È stato un bravo bambino, non faceva né i capricci né piangeva. È diventato grande in maniera serpentina e sfuggente, incomprensibile ai suoi stessi parenti: silenzioso, selvatico, con la bocca serrata e gli occhi spalancati, tutt'uno con la natura circostante. Si è trasformato, a diciassette anni, in un brivido lungo la spina dorsale: il ragazzo è una presenza quiescente ai piedi del letto, con un cacciavite stretto nel pugno. Le mie parole, come diapositive in rapida successione, spererebbero di mettere in ordine il puzzle di questa crescita spaventosa. E di farvi luce. Quale speranza ho di comprenderne il disagio esistenziale – le irruzioni, i furti, gli atti vandalici, le tendenze voyeuristiche –, se perfino chi l'ha messo al mondo brancola a tentoni appresso al suo mistero? Lo scriveva anche Donato Carrisi nel suo ultimo romanzo, riflettendo su una questione spinosa: quando la cronaca nera ci racconta di una gioventù criminale, quanta responsabilità dovrebbero assumersi i genitori del minorenne? Come possono una mamma e un padre perdonare loro stessi, se non hanno saputo leggere i segnali della catastrofe incombente? Discreta e minimalista come i migliori autori americani – ho pensato a Elizabeth Strout per le somiglianze con le vicende della sfortunata famiglia Doyle, presente in Olive Kitteridge –, l'autrice di La vita felice indaga con decoro le inquietudini degli incompresi e di chi non li comprende, gli estinti e i superstiti, i fantasmi che il bosco libera di notte.

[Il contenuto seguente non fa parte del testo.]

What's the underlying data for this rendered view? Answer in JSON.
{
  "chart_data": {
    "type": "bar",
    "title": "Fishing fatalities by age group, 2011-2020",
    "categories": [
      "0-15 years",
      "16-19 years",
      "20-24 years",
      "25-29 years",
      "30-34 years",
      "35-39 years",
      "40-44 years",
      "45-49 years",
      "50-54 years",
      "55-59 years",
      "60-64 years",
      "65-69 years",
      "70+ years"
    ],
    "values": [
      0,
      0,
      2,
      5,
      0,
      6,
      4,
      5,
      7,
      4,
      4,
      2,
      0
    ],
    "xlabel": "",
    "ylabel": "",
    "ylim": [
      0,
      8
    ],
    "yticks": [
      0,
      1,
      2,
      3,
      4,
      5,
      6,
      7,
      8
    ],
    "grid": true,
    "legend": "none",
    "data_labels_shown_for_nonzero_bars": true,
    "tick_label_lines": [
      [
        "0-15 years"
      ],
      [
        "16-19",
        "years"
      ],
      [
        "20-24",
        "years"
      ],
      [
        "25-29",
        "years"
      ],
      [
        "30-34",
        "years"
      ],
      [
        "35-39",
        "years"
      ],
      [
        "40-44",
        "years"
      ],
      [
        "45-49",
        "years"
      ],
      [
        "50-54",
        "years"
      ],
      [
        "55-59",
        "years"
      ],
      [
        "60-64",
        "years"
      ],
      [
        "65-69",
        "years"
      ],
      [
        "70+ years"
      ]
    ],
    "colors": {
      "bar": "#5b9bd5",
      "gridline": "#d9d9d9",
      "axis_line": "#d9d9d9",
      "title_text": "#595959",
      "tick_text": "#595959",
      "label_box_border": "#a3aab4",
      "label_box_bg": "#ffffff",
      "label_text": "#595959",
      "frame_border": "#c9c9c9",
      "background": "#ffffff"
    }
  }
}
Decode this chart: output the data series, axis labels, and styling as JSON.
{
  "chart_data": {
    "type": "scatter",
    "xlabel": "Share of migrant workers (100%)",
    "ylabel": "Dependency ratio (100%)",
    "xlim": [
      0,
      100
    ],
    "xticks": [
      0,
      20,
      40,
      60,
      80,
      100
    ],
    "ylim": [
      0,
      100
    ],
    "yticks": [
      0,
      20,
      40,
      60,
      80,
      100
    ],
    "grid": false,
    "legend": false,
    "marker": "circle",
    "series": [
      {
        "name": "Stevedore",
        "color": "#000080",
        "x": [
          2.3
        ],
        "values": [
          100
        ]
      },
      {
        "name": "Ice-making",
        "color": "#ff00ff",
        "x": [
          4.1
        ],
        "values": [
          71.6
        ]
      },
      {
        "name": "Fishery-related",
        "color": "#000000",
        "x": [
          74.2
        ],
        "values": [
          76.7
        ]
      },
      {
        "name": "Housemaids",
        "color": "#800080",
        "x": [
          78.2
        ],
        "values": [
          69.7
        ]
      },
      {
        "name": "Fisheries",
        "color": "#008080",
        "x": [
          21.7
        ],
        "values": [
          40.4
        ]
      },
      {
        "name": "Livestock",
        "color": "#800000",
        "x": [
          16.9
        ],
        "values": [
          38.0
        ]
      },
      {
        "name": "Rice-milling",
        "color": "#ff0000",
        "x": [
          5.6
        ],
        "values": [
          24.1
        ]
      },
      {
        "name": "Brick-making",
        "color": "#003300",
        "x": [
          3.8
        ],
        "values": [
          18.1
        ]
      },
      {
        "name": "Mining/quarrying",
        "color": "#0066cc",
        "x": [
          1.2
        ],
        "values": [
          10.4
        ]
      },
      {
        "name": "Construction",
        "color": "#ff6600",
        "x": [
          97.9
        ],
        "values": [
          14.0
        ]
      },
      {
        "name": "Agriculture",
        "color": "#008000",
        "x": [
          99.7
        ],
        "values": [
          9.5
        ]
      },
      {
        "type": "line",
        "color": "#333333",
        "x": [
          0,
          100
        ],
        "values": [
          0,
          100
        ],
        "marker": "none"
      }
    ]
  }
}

Facciamo tutti cose orribili, anche se non vogliamo.
Ogni capitolo segue un membro della famiglia e, costruito tra passato e presente, costituisce quasi un racconto a sé stante. Come in Lacci di Domenico Starnone, la storia di una famiglia italiana annientata dalla tragedia e dal peso della vergogna prende vita grazie all'alternanza dei punti di vista. Perché nessuno è nella testa di nessuno, scrive l'autrice, e allora tanto vale prestare ascolto alle storie di Sara, Pietro, Angela e Amelia: quattro derelitti che orbitano attorno a un'unica assenza, allo stesso buco nero. Ex infermiera, Sara è una madre anziana e sconfitta, con la mente e il cuore fragili: durante una tormenta di neve, con il Natale alle porte, crede di vedere il figlio redivivo sotto un cappuccio scuro. Pietro, il marito prigioniero di un matrimonio votato all'incomunicabilità, si è rifugiato nell'insegnamento: professore stacanovista e integerrimo, conosce una bidella dal trucco pesante e accarezza l'idea del tradimento. Le loro figlie, Angela e Amelia, si confrontano invece in un campeggio in riva al fiume: divorate dai sensi di colpa, confrontano i ricordi falsati legati al fratello più piccolo e dicono basta alle bugie. Le illusioni, il sesso, gli ansiolitici, la religione sono soltanto alcuni dei palliativi più frequenti per mettere a tacere le coscienze. Nell'ultimo capitolo, struggente e originalissimo, ne sapremo di più del ragazzo del titolo. Un adolescente dalle tendenze sociopatiche, con frequenti pensieri cattivi e il sogno di vivere da eremita.
Lui è gentile e buono e sorridente. È il primo della classe. È un piccolo ladruncolo, un bugiardo, un tipo strano. Un guardone del cazzo, un'ombra che si aggira in un parcheggio. È tutte queste cose e insieme non è niente.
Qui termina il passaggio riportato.